Another factor that can play a role in a long case: A murder case is less likely to end in a plea deal, Hebert said. There are fewer options that would be acceptable to both parties, especially for an accused as old as Reeves. Second degree murder carries a sentence of up to life in prison, but even an offer of 20 or 30 years is a life sentence for someone close to 80.
Then there’s Florida’s self-defense law, which a defendant can invoke before the case even goes to trial. A judge has dismissed Reeves’ request for immunity under the controversial law. He appealed. Next, lawmakers changed the law, shifting the burden of proof to prosecutors. This raised the question of whether Reeves would get another chance, eliciting a “Lord have mercy,” from the then judge. The Florida Supreme Court later ruled that cases where hearings had already taken place did not need to be repeated.
Throw a pandemic into the mix, and the complexity multiplies, Pinellas defense attorney Roger Futerman said.
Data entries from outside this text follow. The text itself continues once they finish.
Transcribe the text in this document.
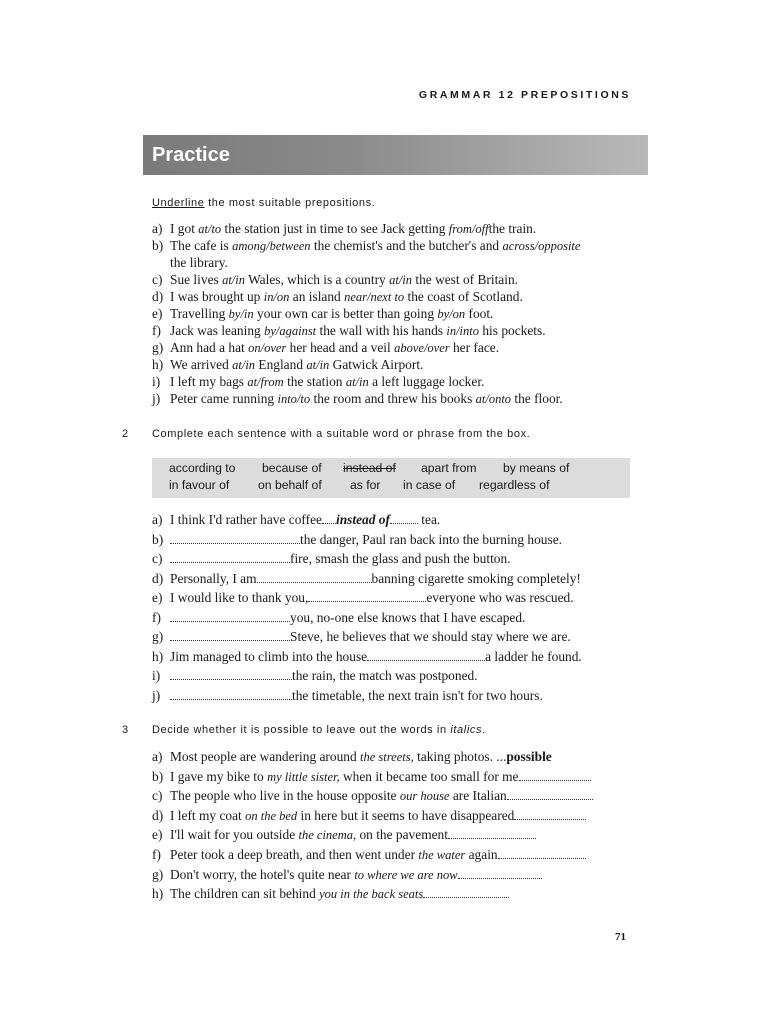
GRAMMAR 12 PREPOSITIONS
Practice
Underline the most suitable prepositions.
a) I got at/to the station just in time to see Jack getting from/offthe train.
b) The cafe is among/between the chemist's and the butcher's and across/opposite
the library.
c) Sue lives at/in Wales, which is a country at/in the west of Britain.
d) I was brought up in/on an island near/next to the coast of Scotland.
e) Travelling by/in your own car is better than going by/on foot.
f) Jack was leaning by/against the wall with his hands in/into his pockets.
g) Ann had a hat on/over her head and a veil above/over her face.
h) We arrived at/in England at/in Gatwick Airport.
i) I left my bags at/from the station at/in a left luggage locker.
j) Peter came running into/to the room and threw his books at/onto the floor.
2 Complete each sentence with a suitable word or phrase from the box.
according to because of instead of apart from by means of
in favour of on behalf of as for in case of regardless of
a) I think I'd rather have coffee instead of tea.
b)	the danger, Paul ran back into the burning house.
c)	fire, smash the glass and push the button.
d) Personally, I am	banning cigarette smoking completely!
e) I would like to thank you,	everyone who was rescued.
f)	you, no-one else knows that I have escaped.
g)	Steve, he believes that we should stay where we are.
h) Jim managed to climb into the house	a ladder he found.
i)	the rain, the match was postponed.
j)	the timetable, the next train isn't for two hours.
3 Decide whether it is possible to leave out the words in italics.
a) Most people are wandering around the streets, taking photos. ...possible
b) I gave my bike to my little sister, when it became too small for me
c) The people who live in the house opposite our house are Italian
d) I left my coat on the bed in here but it seems to have disappeared
e) I'll wait for you outside the cinema, on the pavement
f) Peter took a deep breath, and then went under the water again
g) Don't worry, the hotel's quite near to where we are now
h) The children can sit behind you in the back seats
71
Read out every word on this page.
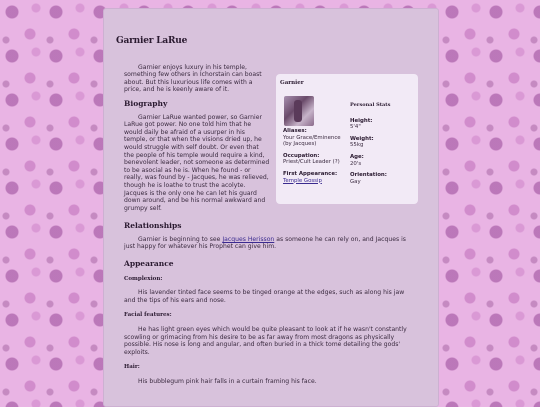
Garnier LaRue

Garnier enjoys luxury in his temple, something few others in Ichorstain can boast about. But this luxurious life comes with a price, and he is keenly aware of it.

Biography

Garnier LaRue wanted power, so Garnier LaRue got power. No one told him that he would daily be afraid of a usurper in his temple, or that when the visions dried up, he would struggle with self doubt. Or even that the people of his temple would require a kind, benevolent leader, not someone as determined to be asocial as he is. When he found - or really, was found by - Jacques, he was relieved, though he is loathe to trust the acolyte. Jacques is the only one he can let his guard down around, and be his normal awkward and grumpy self.

Relationships

Garnier is beginning to see Jacques Herisson as someone he can rely on, and Jacques is just happy for whatever his Prophet can give him.

Appearance
Complexion:

His lavender tinted face seems to be tinged orange at the edges, such as along his jaw and the tips of his ears and nose.

Facial features:

He has light green eyes which would be quite pleasant to look at if he wasn't constantly scowling or grimacing from his desire to be as far away from most dragons as physically possible. His nose is long and angular, and often buried in a thick tome detailing the gods' exploits.

Hair:

His bubblegum pink hair falls in a curtain framing his face.

Garnier
Aliases:
Your Grace/Eminence (by Jacques)
Occupation:
Priest/Cult Leader (?)
First Appearance:
Temple Gossip
Personal Stats
Height:
5'4"
Weight:
55kg
Age:
20's
Orientation:
Gay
The coronavirus halted jury trials for months and forced further proceedings on Zoom. The legal system has started to move again but is dealing with a backlog.
The fast-spreading Omicron variant is now looming, which has already blocked at least one court system. Miami-Dade has suspended criminal jury trials until December 31. No court in the Tampa Bay area had taken such action as of Tuesday.
If part of the eight-year period was intentional on Escobar’s part, Futerman didn’t know, he said. But the delays benefit Reeves, he said.
“It certainly doesn’t hurt your case when it comes to an elderly defendant and not in custody,” he said. If he is convicted, “he must stay outside for a long time and enjoy a certain freedom”.